10-01: Novel lignin modifying redox-catalytic mechanism in termite to overcome plant cell wall recalcitrance

Wood-feeding termites have been well recognized for their ability to efficiently utilize lignocellulosic sugars. However, the exact mechanisms of plant cell wall (PCW) deconstruction in termite remains unknown. Our previous work revealed selective lignin modifications occurring in the termite Coptotermes formosanus (Shiraki), which were believed to enhance cellulose utilization in the hindgut. We present here a speculation on how termites accomplish the selective reactions to reduce biomass recalcitrance. Concentrated H₂O₂, Fe (II), and pyridine-like compounds were detected in the midgut, where lignin-unlocking primarily occurs.
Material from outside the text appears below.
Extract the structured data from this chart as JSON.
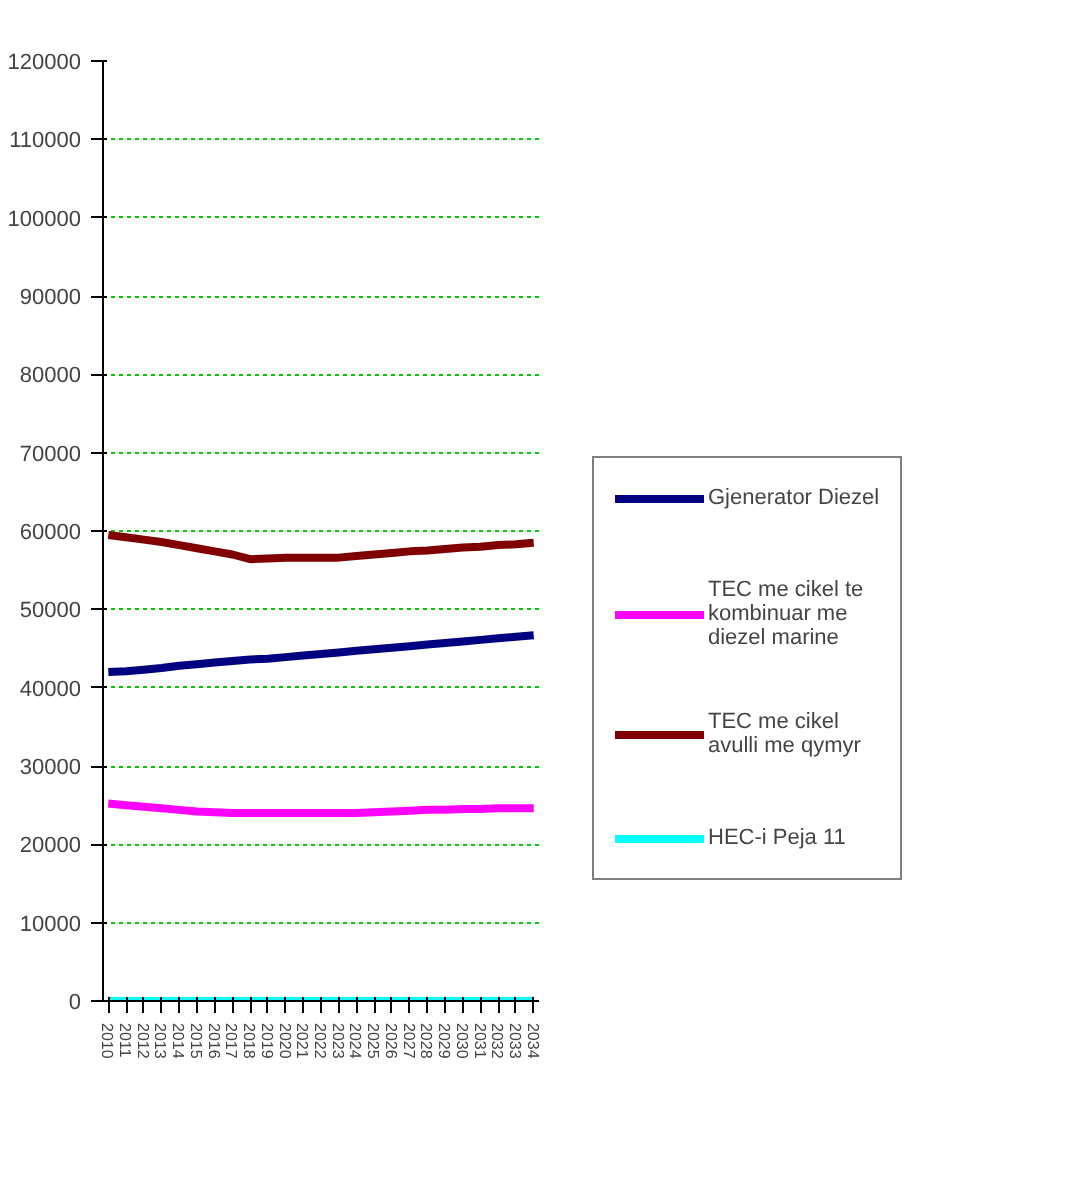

As well, similar lignin-modification mechanism was demonstrated in-vitro by the oxidative-catalytic system consisting of H₂O₂ and Fe(II)-bipyridyl (HPFP). The saccharification results of pretreated ligninsulfonate and softwood strongly suggest that this system with μmol chemicals at mild temperature/pressure significantly reduced lignin inhibition effect on the cellulases and enhanced the cellulose hydrolysis. We herein formulated our hypothesis that this non-enzymatic lignin-modifying system works in the termite midgut as an advanced and unique unlocking system to promote the selective modification on lignin network and component-association for efficient biomass sugar release. The HPFP system with small molecular size is able to penetrate the PCW. Extra H₂O₂ can also escape from the decomposed lignocellulose to act as a cofactor for peroxidases, until the erosion of PCW allows for the entry of lignases. The main factor responsible for lignin-unlocking is believed to be O₂·^- generated from H₂O₂ along with the catalysis of Fe(II)-pyridine analogs. This research results can provide new insight for the design of a new generation of lignocelluloses processing systems.